Ello! Posting a summary by the security team 
Starknet Security Update: potential full node vulnerability
At Starknet, we strive to maintain the highest security standards for our ecosystem. On November 23, 2024, Guanxing Wen from CertiK found a potential vulnerability in Starknet full nodes. Below, we detail our investigation, implemented fixes, and our broader security posture.
Timeline of Events
-
2024-11-23 @ 00:04 UTC
We received a bug report from Guanxing Wen, highlighting potential vulnerability in the processing of Declare transactions which applies to v2 and v3 Declare transactions. -
2024-11-23 @ 06:06 UTC
The Security team acknowledges receipt and begins initial triage. -
2024-11-24 @ 06:12 UTC
Preliminary analysis confirms the integer overflow vulnerability does not impact the Starknet sequencer due to stricter compiler build flags. However, full nodes remain affected. -
2024-11-24 @ 19:47 UTC
A security patch is developed and tested for the integer overflow issue. -
2024-11-25 @ 16:00 UTC
Starknet disseminates updated build instructions to full-node operators. No real-world exploit is observed.
Technical Analysis
Integer Overflow in Node Infrastructure
The vulnerability centers on the Sierra bytecode decompression logic of Cairo classes, which happens on handling v2 or v3 Declare transactions. An attacker could craft a malicious transaction in such a way that a carefully chosen overflow value causes the node to enter an infinite loop, monopolizing CPU resources. While the Starknet sequencer uses a binary of the compiler built with the overflow-checks flag enabled and is therefore not exposed to this attack, , many full-node implementations used different build configurations and were therefore exposed.
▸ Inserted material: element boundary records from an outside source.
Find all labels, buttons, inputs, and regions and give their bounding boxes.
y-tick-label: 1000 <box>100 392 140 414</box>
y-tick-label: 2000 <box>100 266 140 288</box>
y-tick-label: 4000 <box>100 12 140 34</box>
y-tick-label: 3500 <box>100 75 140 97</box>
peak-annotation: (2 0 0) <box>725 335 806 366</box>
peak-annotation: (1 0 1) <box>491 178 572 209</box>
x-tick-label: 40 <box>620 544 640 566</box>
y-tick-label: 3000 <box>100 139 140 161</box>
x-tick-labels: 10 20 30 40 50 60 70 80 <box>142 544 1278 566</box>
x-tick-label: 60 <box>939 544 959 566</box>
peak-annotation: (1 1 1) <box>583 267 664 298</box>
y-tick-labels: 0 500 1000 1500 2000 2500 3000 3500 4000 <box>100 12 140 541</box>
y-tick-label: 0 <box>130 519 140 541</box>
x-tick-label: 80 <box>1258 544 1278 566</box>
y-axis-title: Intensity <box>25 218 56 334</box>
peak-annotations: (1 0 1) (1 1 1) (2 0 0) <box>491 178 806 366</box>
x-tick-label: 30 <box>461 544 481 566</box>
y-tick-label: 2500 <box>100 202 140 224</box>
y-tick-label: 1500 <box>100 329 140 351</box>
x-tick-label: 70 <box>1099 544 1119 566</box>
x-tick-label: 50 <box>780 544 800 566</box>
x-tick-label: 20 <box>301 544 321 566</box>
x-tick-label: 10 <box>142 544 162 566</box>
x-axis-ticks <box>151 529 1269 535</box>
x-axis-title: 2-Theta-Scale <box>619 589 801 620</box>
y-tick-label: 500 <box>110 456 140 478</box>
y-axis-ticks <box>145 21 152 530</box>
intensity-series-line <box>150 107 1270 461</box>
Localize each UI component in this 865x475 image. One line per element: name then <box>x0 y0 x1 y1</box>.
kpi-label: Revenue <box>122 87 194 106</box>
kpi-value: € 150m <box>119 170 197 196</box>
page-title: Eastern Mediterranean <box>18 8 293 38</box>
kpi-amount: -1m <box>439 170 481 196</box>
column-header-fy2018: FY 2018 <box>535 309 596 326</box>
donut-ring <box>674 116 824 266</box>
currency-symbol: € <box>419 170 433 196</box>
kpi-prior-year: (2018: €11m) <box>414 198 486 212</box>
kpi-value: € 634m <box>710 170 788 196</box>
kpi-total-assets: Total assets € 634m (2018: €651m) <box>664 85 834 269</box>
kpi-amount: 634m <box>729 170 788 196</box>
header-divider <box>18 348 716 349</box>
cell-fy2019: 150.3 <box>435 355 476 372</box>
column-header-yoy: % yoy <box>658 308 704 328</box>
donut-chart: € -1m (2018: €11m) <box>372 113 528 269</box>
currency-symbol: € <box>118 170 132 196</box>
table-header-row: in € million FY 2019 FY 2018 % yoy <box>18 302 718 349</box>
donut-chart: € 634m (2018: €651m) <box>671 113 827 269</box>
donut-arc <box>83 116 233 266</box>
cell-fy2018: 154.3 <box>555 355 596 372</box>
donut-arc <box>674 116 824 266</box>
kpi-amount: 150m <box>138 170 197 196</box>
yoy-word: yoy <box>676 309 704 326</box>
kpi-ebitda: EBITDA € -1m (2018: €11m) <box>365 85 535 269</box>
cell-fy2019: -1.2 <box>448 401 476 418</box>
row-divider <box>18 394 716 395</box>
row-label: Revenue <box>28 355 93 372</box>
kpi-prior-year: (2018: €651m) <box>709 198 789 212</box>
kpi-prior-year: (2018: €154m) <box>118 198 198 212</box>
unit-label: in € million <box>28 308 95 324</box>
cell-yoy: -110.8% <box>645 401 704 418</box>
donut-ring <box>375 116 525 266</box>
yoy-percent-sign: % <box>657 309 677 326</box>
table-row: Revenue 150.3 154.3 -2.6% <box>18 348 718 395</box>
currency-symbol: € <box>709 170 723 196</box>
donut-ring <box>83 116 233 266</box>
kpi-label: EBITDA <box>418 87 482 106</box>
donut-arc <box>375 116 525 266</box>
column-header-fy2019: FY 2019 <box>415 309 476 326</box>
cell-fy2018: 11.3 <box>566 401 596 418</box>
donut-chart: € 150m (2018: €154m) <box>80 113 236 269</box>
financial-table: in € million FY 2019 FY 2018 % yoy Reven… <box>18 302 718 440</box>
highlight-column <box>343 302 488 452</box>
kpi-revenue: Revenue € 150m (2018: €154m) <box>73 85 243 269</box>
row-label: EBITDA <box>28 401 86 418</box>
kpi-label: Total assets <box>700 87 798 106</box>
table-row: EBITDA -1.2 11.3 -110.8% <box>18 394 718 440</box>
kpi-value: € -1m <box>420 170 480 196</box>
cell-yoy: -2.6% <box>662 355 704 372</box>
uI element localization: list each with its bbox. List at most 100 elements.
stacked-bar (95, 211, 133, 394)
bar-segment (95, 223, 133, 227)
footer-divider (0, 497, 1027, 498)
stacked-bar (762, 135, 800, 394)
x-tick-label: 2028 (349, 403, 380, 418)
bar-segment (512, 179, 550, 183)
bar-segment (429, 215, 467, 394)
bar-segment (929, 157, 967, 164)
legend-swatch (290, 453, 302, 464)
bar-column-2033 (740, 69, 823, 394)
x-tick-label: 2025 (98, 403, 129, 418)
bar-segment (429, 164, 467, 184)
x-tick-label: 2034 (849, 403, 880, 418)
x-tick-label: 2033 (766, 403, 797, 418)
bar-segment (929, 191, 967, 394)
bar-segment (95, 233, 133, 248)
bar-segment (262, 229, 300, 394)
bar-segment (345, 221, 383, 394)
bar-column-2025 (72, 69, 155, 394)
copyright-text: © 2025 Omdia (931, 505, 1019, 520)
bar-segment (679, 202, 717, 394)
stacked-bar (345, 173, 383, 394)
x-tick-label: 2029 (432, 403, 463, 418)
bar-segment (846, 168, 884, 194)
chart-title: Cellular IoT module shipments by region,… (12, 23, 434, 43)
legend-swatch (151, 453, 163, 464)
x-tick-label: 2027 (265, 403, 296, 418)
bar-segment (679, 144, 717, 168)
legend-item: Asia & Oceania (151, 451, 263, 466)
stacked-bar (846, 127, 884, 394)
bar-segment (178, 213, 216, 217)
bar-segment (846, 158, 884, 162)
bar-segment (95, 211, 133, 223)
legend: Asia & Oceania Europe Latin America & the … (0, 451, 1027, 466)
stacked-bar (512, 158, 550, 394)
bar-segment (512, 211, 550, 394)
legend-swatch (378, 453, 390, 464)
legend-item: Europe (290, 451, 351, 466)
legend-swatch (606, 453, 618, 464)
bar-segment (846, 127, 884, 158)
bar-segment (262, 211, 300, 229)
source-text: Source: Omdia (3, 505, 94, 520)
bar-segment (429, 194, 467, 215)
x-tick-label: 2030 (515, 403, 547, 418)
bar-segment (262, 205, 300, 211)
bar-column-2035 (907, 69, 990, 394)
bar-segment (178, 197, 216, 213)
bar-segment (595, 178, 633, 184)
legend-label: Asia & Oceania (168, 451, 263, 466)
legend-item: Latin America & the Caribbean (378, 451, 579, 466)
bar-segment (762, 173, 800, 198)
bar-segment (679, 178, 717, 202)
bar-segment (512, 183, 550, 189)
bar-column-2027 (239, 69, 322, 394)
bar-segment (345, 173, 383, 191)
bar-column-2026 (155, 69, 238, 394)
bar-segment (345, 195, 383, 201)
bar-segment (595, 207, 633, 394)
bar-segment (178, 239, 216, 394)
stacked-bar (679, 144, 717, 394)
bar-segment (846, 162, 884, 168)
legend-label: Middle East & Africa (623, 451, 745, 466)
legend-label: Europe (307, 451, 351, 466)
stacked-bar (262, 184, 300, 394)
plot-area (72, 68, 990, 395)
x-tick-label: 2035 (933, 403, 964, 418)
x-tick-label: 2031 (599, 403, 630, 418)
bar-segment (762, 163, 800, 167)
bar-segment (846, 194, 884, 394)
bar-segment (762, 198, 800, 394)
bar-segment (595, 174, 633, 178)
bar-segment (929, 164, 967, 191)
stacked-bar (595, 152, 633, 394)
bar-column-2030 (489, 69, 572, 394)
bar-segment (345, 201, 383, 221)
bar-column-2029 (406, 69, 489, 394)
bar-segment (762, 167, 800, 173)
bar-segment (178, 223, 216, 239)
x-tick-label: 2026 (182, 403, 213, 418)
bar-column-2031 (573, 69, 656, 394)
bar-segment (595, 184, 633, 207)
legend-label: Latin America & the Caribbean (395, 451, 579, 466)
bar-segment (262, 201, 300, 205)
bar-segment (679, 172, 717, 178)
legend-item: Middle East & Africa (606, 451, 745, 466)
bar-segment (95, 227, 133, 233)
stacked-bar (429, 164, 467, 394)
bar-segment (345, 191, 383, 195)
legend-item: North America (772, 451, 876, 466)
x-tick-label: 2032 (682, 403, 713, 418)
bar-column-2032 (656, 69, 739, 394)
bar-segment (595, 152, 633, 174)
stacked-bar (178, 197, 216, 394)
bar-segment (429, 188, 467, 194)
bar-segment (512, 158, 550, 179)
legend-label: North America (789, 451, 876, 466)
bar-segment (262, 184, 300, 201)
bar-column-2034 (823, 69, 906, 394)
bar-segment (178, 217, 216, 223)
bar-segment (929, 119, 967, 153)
Without proper overflow checks, nodes processing this malicious transaction risk full CPU saturation, potentially leading to shutdowns, service stalls, or halting the interaction between nodes and Dapps if multiple full-node operators are targeted in quick succession. Our team worked with node developers to implement strict overflow settings and additional guardrails around integer handling for each node. By enforcing these measures, the vulnerability is neutralized, and full nodes remain robust under malicious traffic.
Impact and Outcome
Node Shutdown & Potential Dapps Halting
Left unaddressed, the vulnerability can have significant consequences. The integer overflow could paralyze full nodes. A wave of such attacks might temporarily disrupt or halt node progress and its ability to process json-rpc requests.
No Real-World Exploitation
At the time of publishing, we have seen no evidence of these issues being exploited in the wild. The prompt disclosure allowed us to patch and inform the wider community before any malicious event could materialize.
Closing Thoughts
We appreciate the ongoing collaboration between Starknet, external auditors, and independent researchers. This partnership model helps us strengthen every layer of our security stack. While the official sequencer build prevented the issue from impacting mainnet operations, we strongly encourage all node operators to apply the patches.
If you are a developer or security researcher passionate about helping shape a safer blockchain future, we invite you to join our bug bounty and security programs. Continuous vigilance and collective transparency remain key pillars of Starknet’s mission to push cryptographic rollups forward in the most secure manner possible.